3 Periodisation Pitfalls

Following on from my last post you can see that the raw basics of how to plan a spell of training are pretty simple. Here are some common ways that people go wrong with planning their training:

1. Taking avoidable detraining periods – No training at all is bad news. You lose all the gains you worked so hard to get. When life gets in the way for a spell, maintain your current level with just a little strength work squeezed in. Even a couple of 30 minute sessions on the fingerboard without even leaving the house will prevent the slide back to the bottom of the ladder again.

2. Vary everything – The whole idea of periodisation isn’t just about making sure you make time to work on the different performance aspects (feeding the goose). It’s just as much about avoiding the dreaded ‘accommodation’ where your body just gets use to the same stimulus every year (starving the goose). Unless you mix up everything you can about the training there will be no more golden eggs. What to mix up? Train on different walls, on different angles, different problems set by different setters, on different rock types, crags – you get the picture. If you find yourself saying ‘Oh yeah I remember doing this problem last year’, there is the problem you need to fix with your training.

3. Get hung up with measuring ability with past milestones. This is a subtle psychological issue so it needs a bit more detail. Read on.
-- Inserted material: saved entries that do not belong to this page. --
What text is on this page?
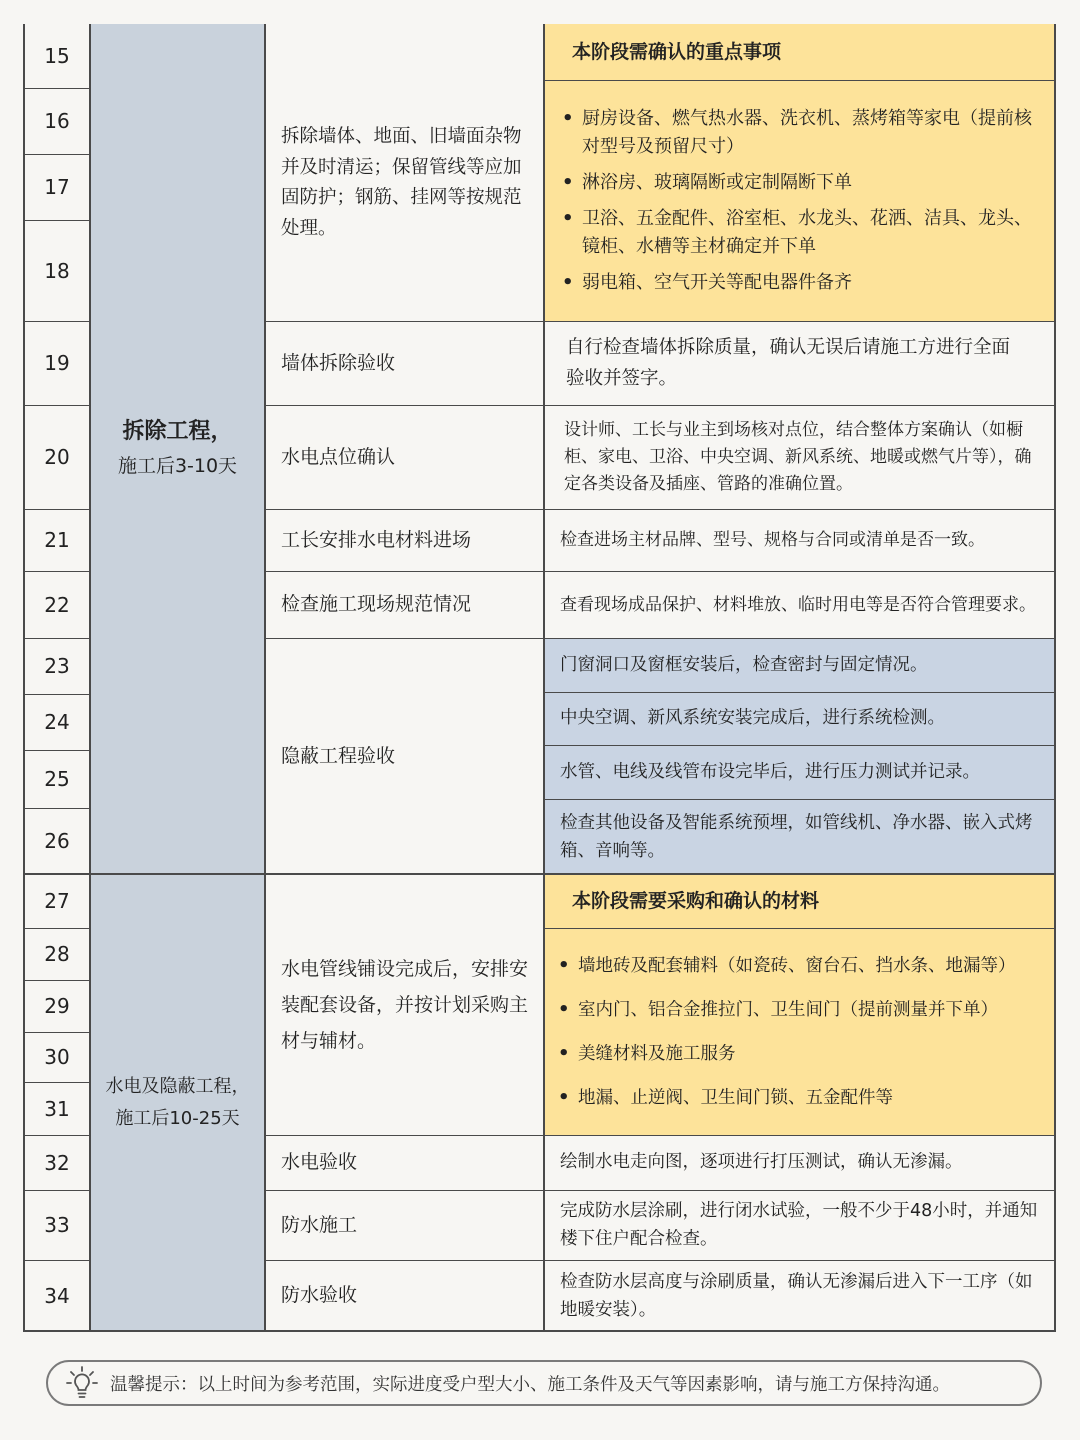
拆除工程，
施工后3-10天
水电及隐蔽工程，
施工后10-25天
15
16
17
18
19
20
21
22
23
24
25
26
27
28
29
30
31
32
33
34
拆除墙体、地面、旧墙面杂物并及时清运；保留管线等应加固防护；钢筋、挂网等按规范处理。
墙体拆除验收
水电点位确认
工长安排水电材料进场
检查施工现场规范情况
隐蔽工程验收
水电管线铺设完成后，安排安装配套设备，并按计划采购主材与辅材。
水电验收
防水施工
防水验收
本阶段需确认的重点事项
• 厨房设备、燃气热水器、洗衣机、蒸烤箱等家电（提前核对型号及预留尺寸）
• 淋浴房、玻璃隔断或定制隔断下单
• 卫浴、五金配件、浴室柜、水龙头、花洒、洁具、龙头、镜柜、水槽等主材确定并下单
• 弱电箱、空气开关等配电器件备齐
自行检查墙体拆除质量，确认无误后请施工方进行全面验收并签字。
设计师、工长与业主到场核对点位，结合整体方案确认（如橱柜、家电、卫浴、中央空调、新风系统、地暖或燃气片等），确定各类设备及插座、管路的准确位置。
检查进场主材品牌、型号、规格与合同或清单是否一致。
查看现场成品保护、材料堆放、临时用电等是否符合管理要求。
门窗洞口及窗框安装后，检查密封与固定情况。
中央空调、新风系统安装完成后，进行系统检测。
水管、电线及线管布设完毕后，进行压力测试并记录。
检查其他设备及智能系统预埋，如管线机、净水器、嵌入式烤箱、音响等。
本阶段需要采购和确认的材料
• 墙地砖及配套辅料（如瓷砖、窗台石、挡水条、地漏等）
• 室内门、铝合金推拉门、卫生间门（提前测量并下单）
• 美缝材料及施工服务
• 地漏、止逆阀、卫生间门锁、五金配件等
绘制水电走向图，逐项进行打压测试，确认无渗漏。
完成防水层涂刷，进行闭水试验，一般不少于48小时，并通知楼下住户配合检查。
检查防水层高度与涂刷质量，确认无渗漏后进入下一工序（如地暖安装）。
温馨提示：以上时间为参考范围，实际进度受户型大小、施工条件及天气等因素影响，请与施工方保持沟通。
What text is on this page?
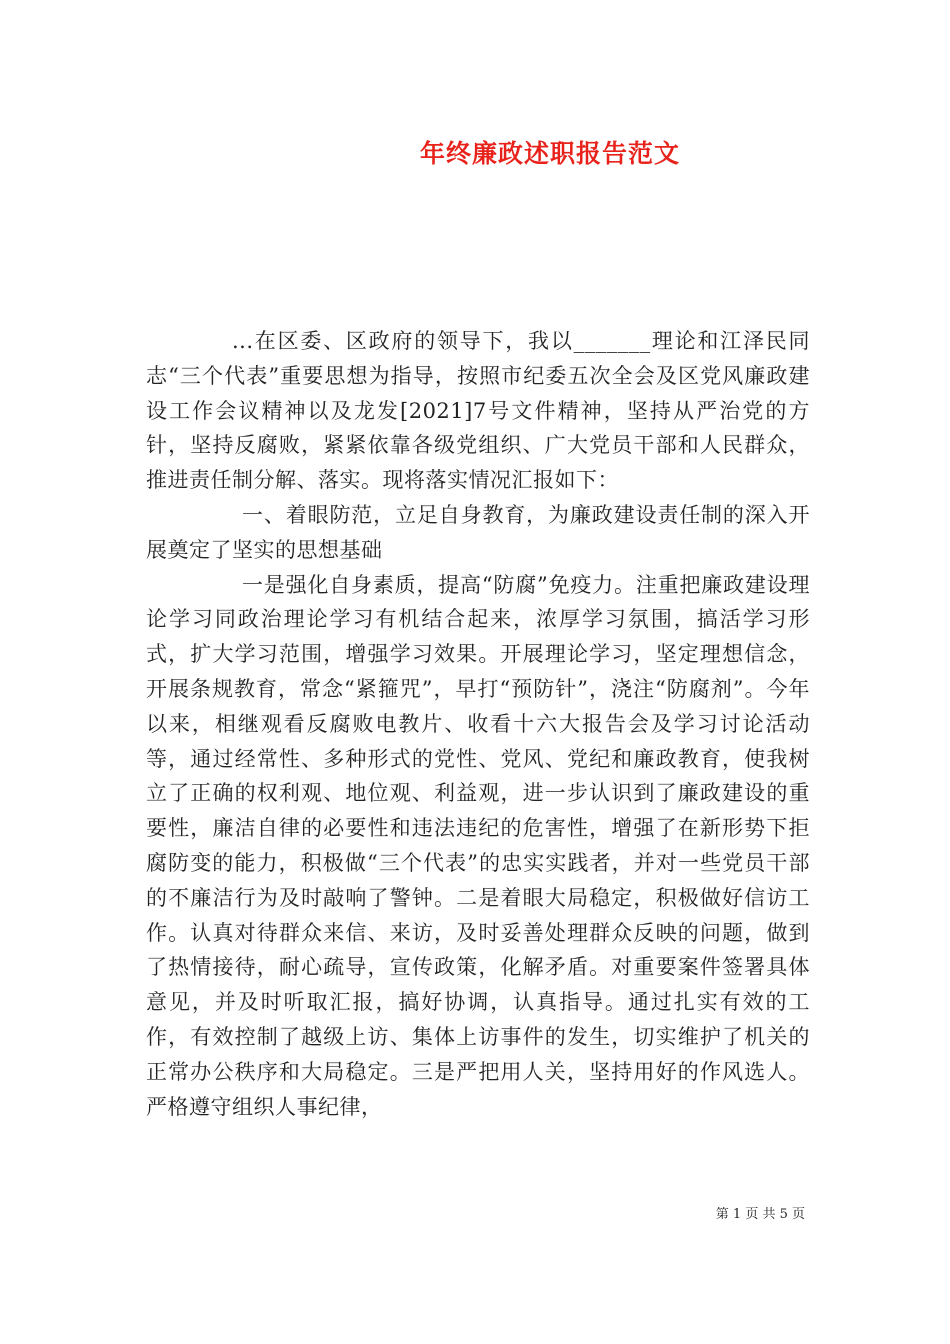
年终廉政述职报告范文

...在区委、区政府的领导下，我以_______理论和江泽民同志“三个代表”重要思想为指导，按照市纪委五次全会及区党风廉政建设工作会议精神以及龙发[2021]7号文件精神，坚持从严治党的方针，坚持反腐败，紧紧依靠各级党组织、广大党员干部和人民群众，推进责任制分解、落实。现将落实情况汇报如下：

一、着眼防范，立足自身教育，为廉政建设责任制的深入开展奠定了坚实的思想基础

一是强化自身素质，提高“防腐”免疫力。注重把廉政建设理论学习同政治理论学习有机结合起来，浓厚学习氛围，搞活学习形式，扩大学习范围，增强学习效果。开展理论学习，坚定理想信念，开展条规教育，常念“紧箍咒”，早打“预防针”，浇注“防腐剂”。今年以来，相继观看反腐败电教片、收看十六大报告会及学习讨论活动等，通过经常性、多种形式的党性、党风、党纪和廉政教育，使我树立了正确的权利观、地位观、利益观，进一步认识到了廉政建设的重要性，廉洁自律的必要性和违法违纪的危害性，增强了在新形势下拒腐防变的能力，积极做“三个代表”的忠实实践者，并对一些党员干部的不廉洁行为及时敲响了警钟。二是着眼大局稳定，积极做好信访工作。认真对待群众来信、来访，及时妥善处理群众反映的问题，做到了热情接待，耐心疏导，宣传政策，化解矛盾。对重要案件签署具体意见，并及时听取汇报，搞好协调，认真指导。通过扎实有效的工作，有效控制了越级上访、集体上访事件的发生，切实维护了机关的正常办公秩序和大局稳定。三是严把用人关，坚持用好的作风选人。严格遵守组织人事纪律，

第 1 页 共 5 页
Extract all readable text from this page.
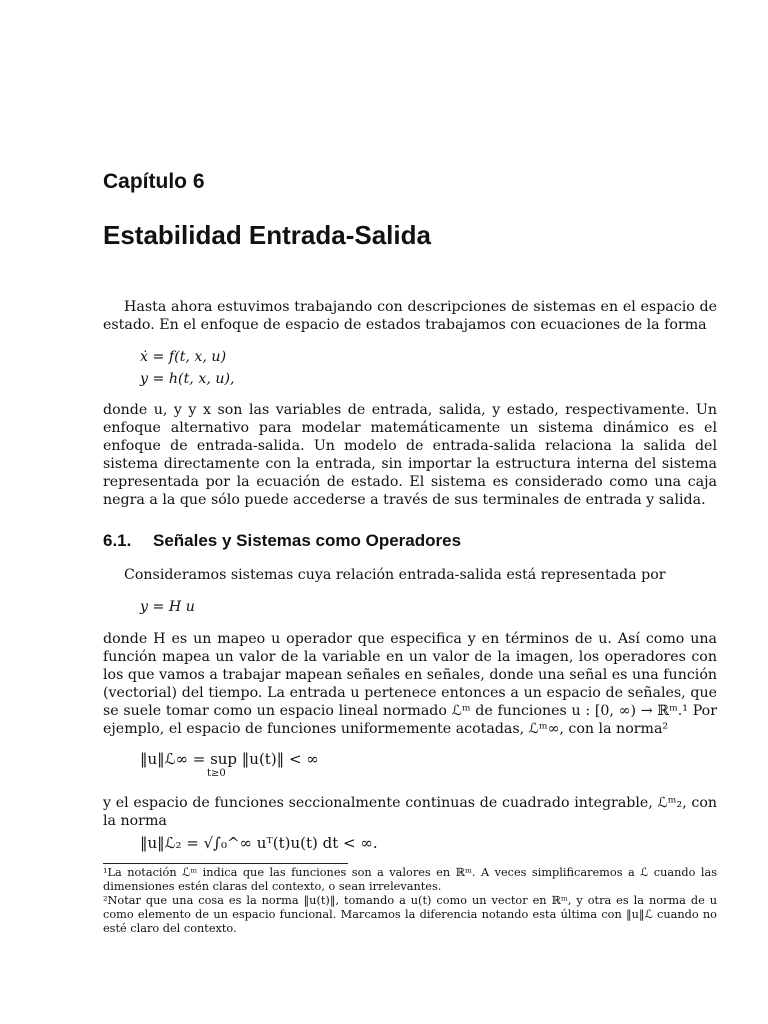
Capítulo 6
Estabilidad Entrada-Salida
Hasta ahora estuvimos trabajando con descripciones de sistemas en el espacio de estado. En el enfoque de espacio de estados trabajamos con ecuaciones de la forma
ẋ = f(t, x, u)
y = h(t, x, u),
donde u, y y x son las variables de entrada, salida, y estado, respectivamente. Un enfoque alternativo para modelar matemáticamente un sistema dinámico es el enfoque de entrada-salida. Un modelo de entrada-salida relaciona la salida del sistema directamente con la entrada, sin importar la estructura interna del sistema representada por la ecuación de estado. El sistema es considerado como una caja negra a la que sólo puede accederse a través de sus terminales de entrada y salida.
6.1. Señales y Sistemas como Operadores
Consideramos sistemas cuya relación entrada-salida está representada por
y = H u
donde H es un mapeo u operador que especifica y en términos de u. Así como una función mapea un valor de la variable en un valor de la imagen, los operadores con los que vamos a trabajar mapean señales en señales, donde una señal es una función (vectorial) del tiempo. La entrada u pertenece entonces a un espacio de señales, que se suele tomar como un espacio lineal normado ℒᵐ de funciones u : [0, ∞) → ℝᵐ.¹ Por ejemplo, el espacio de funciones uniformemente acotadas, ℒᵐ∞, con la norma²
‖u‖ℒ∞ = sup ‖u(t)‖ < ∞
t≥0
y el espacio de funciones seccionalmente continuas de cuadrado integrable, ℒᵐ₂, con la norma
‖u‖ℒ₂ = √∫₀^∞ uᵀ(t)u(t) dt < ∞.
¹La notación ℒᵐ indica que las funciones son a valores en ℝᵐ. A veces simplificaremos a ℒ cuando las dimensiones estén claras del contexto, o sean irrelevantes.
²Notar que una cosa es la norma ‖u(t)‖, tomando a u(t) como un vector en ℝᵐ, y otra es la norma de u como elemento de un espacio funcional. Marcamos la diferencia notando esta última con ‖u‖ℒ cuando no esté claro del contexto.
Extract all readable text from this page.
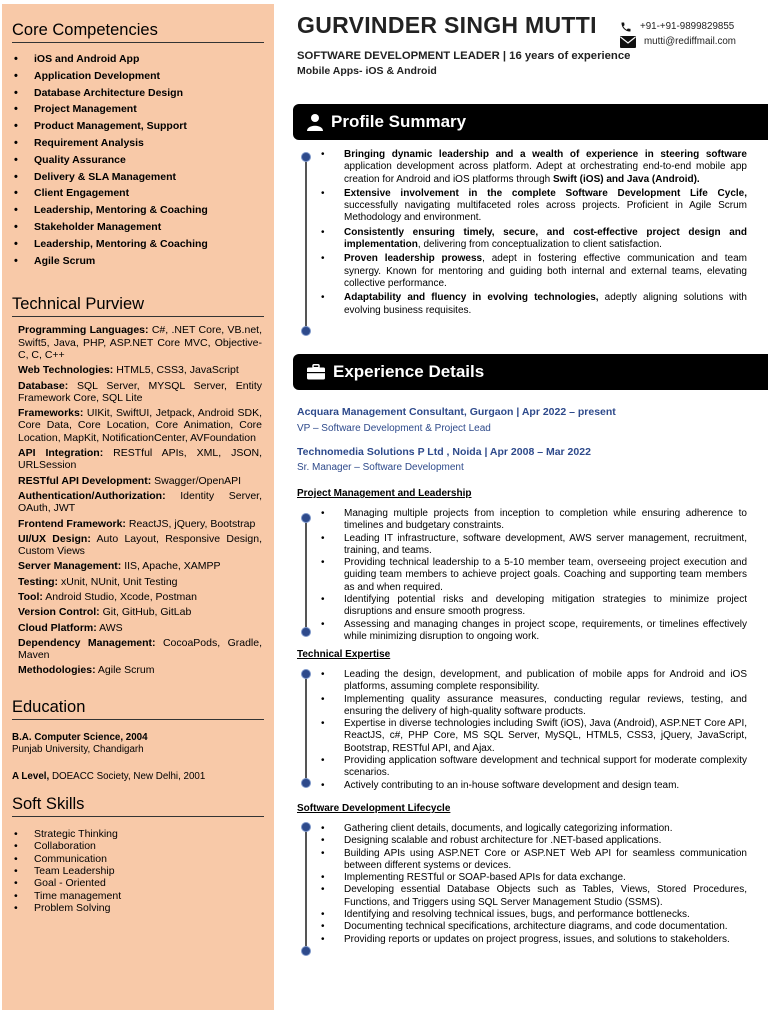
Core Competencies
• iOS and Android App
• Application Development
• Database Architecture Design
• Project Management
• Product Management, Support
• Requirement Analysis
• Quality Assurance
• Delivery & SLA Management
• Client Engagement
• Leadership, Mentoring & Coaching
• Stakeholder Management
• Leadership, Mentoring & Coaching
• Agile Scrum
Technical Purview
Programming Languages: C#, .NET Core, VB.net, Swift5, Java, PHP, ASP.NET Core MVC, Objective-C, C, C++
Web Technologies: HTML5, CSS3, JavaScript
Database: SQL Server, MYSQL Server, Entity Framework Core, SQL Lite
Frameworks: UIKit, SwiftUI, Jetpack, Android SDK, Core Data, Core Location, Core Animation, Core Location, MapKit, NotificationCenter, AVFoundation
API Integration: RESTful APIs, XML, JSON, URLSession
RESTful API Development: Swagger/OpenAPI
Authentication/Authorization: Identity Server, OAuth, JWT
Frontend Framework: ReactJS, jQuery, Bootstrap
UI/UX Design: Auto Layout, Responsive Design, Custom Views
Server Management: IIS, Apache, XAMPP
Testing: xUnit, NUnit, Unit Testing
Tool: Android Studio, Xcode, Postman
Version Control: Git, GitHub, GitLab
Cloud Platform: AWS
Dependency Management: CocoaPods, Gradle, Maven
Methodologies: Agile Scrum
Education
B.A. Computer Science, 2004
Punjab University, Chandigarh
A Level, DOEACC Society, New Delhi, 2001
Soft Skills
• Strategic Thinking
• Collaboration
• Communication
• Team Leadership
• Goal - Oriented
• Time management
• Problem Solving
GURVINDER SINGH MUTTI	+91-+91-9899829855
mutti@rediffmail.com
SOFTWARE DEVELOPMENT LEADER | 16 years of experience
Mobile Apps- iOS & Android
Profile Summary
• Bringing dynamic leadership and a wealth of experience in steering software application development across platform. Adept at orchestrating end-to-end mobile app creation for Android and iOS platforms through Swift (iOS) and Java (Android).
• Extensive involvement in the complete Software Development Life Cycle, successfully navigating multifaceted roles across projects. Proficient in Agile Scrum Methodology and environment.
• Consistently ensuring timely, secure, and cost-effective project design and implementation, delivering from conceptualization to client satisfaction.
• Proven leadership prowess, adept in fostering effective communication and team synergy. Known for mentoring and guiding both internal and external teams, elevating collective performance.
• Adaptability and fluency in evolving technologies, adeptly aligning solutions with evolving business requisites.
Experience Details
Acquara Management Consultant, Gurgaon | Apr 2022 – present
VP – Software Development & Project Lead
Technomedia Solutions P Ltd , Noida | Apr 2008 – Mar 2022
Sr. Manager – Software Development
Project Management and Leadership
• Managing multiple projects from inception to completion while ensuring adherence to timelines and budgetary constraints.
• Leading IT infrastructure, software development, AWS server management, recruitment, training, and teams.
• Providing technical leadership to a 5-10 member team, overseeing project execution and guiding team members to achieve project goals. Coaching and supporting team members as and when required.
• Identifying potential risks and developing mitigation strategies to minimize project disruptions and ensure smooth progress.
• Assessing and managing changes in project scope, requirements, or timelines effectively while minimizing disruption to ongoing work.
Technical Expertise
• Leading the design, development, and publication of mobile apps for Android and iOS platforms, assuming complete responsibility.
• Implementing quality assurance measures, conducting regular reviews, testing, and ensuring the delivery of high-quality software products.
• Expertise in diverse technologies including Swift (iOS), Java (Android), ASP.NET Core API, ReactJS, c#, PHP Core, MS SQL Server, MySQL, HTML5, CSS3, jQuery, JavaScript, Bootstrap, RESTful API, and Ajax.
• Providing application software development and technical support for moderate complexity scenarios.
• Actively contributing to an in-house software development and design team.
Software Development Lifecycle
• Gathering client details, documents, and logically categorizing information.
• Designing scalable and robust architecture for .NET-based applications.
• Building APIs using ASP.NET Core or ASP.NET Web API for seamless communication between different systems or devices.
• Implementing RESTful or SOAP-based APIs for data exchange.
• Developing essential Database Objects such as Tables, Views, Stored Procedures, Functions, and Triggers using SQL Server Management Studio (SSMS).
• Identifying and resolving technical issues, bugs, and performance bottlenecks.
• Documenting technical specifications, architecture diagrams, and code documentation.
• Providing reports or updates on project progress, issues, and solutions to stakeholders.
Lots of climbers get hung up on maintaining a certain level on their favourite type of move, exercise or even certain routes they do regularly. Sure, it’s good to have measures to give you reference points of where you are. But watch out – often your benchmark strength tests are matched to your best performance attributes. What’s the problem? At best, using your favourite performance measure gives you little information about the performance attributes you are weakest on. At worst, it allows you to keep kidding yourself you are actually improving, and keep avoiding facing up to the aspects you don’t like working on or are pitifully weak on. If you do this, you don’t have a true measure of your climbing ability.

If you want to know where you are at with your climbing/training level and make god decisions about what to focus on, go to the crag you are worst on. Try the problems on the board/angle you just can’t seem to master.

Remember, the bigger the hole in one are of your climbing performance, the bigger the positive effect you will feel when you finally take the bull by the horns and attack it.

1 comment:

Anonymous said...

I'm sure 'god decisions' is a typo, but I kind of like it!